Though a figure of legend today, Queen Himiko was likely a real person. She was the queen of Yamatai, on the islands that the Chinese called Wa – present-day Japan. In Chinese records, Himiko sent gifts to the Cao Wei kingdom: the northernmost of the three states that divided China between them in the 3rd century A.D. In these records Himiko is dubbed "Queen of Wa (Japan), and friend of Wei" by the Chinese emperor.

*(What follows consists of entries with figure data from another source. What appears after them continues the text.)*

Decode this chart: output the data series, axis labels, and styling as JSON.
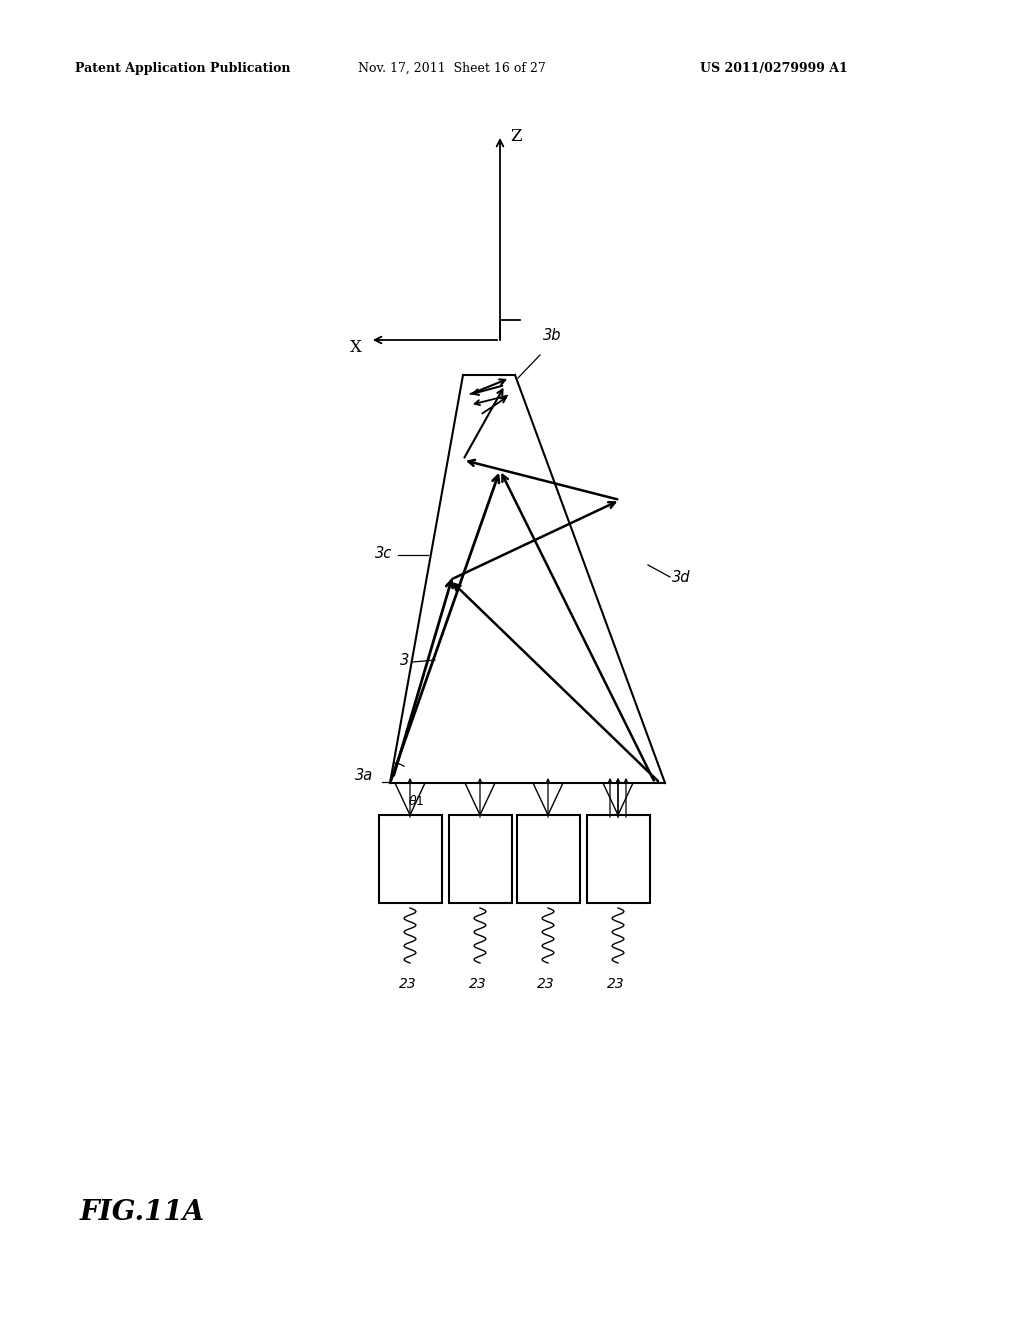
{
  "bg_color": "#ffffff",
  "text_color": "#000000",
  "header_left": "Patent Application Publication",
  "header_center": "Nov. 17, 2011  Sheet 16 of 27",
  "header_right": "US 2011/0279999 A1",
  "fig_label": "FIG.11A",
  "coord_z_label": "Z",
  "coord_x_label": "X",
  "label_3b": "3b",
  "label_3c": "3c",
  "label_3d": "3d",
  "label_3": "3",
  "label_3a": "3a",
  "label_23": "23"
}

Where Himiko’s story gets interesting is in the accusations of sorcery. Chinese sources recount that she bewitched all of the residents of Wa into submitting to her rule, how she lived in a great castle served entirely by female attendants and guards (excepting one man, who brought her food), and rarely left. This mystical reputation is compounded in Japanese records, which identify Himiko with a number of divine beings: as the high shaman of the Japanese sun-goddess Amaterasu, or a shamanic wife of a divine snake. In this latter story, Himiko (identified by the name Yamato-toto-hi-momo-so-bime no Mikoto) is happily married to a clearly divine being, but who only visits at night. She begs him to stay until morning so that she can see him in the sunlight, but he demurs. Eventually, she convinces him, and he tells her that she will see him in her toilet-case, but she must promise not to be shocked at his appearance. The next morning, when she opens the case, there is a beautiful white snake coiled inside. Himiko gasps in alarm, and the god-snake changes back to his human form. He is angry, tells her that she had been warned not to react, and that now he must leave her. Himiko, in her grief, stabs herself.
The wide range of storied surrounding Himiko paint a portrait of an extraordinary woman. She combined the features of a queen and shaman, something which must have disturbed the largely-patriarchal chroniclers in her time. Her story speaks to the almost otherworldly hold that charismatic people can have over us. In popular representations in Japan, she is occasionally a seductress and occasionally a wise old queen, but she remains as popular as ever.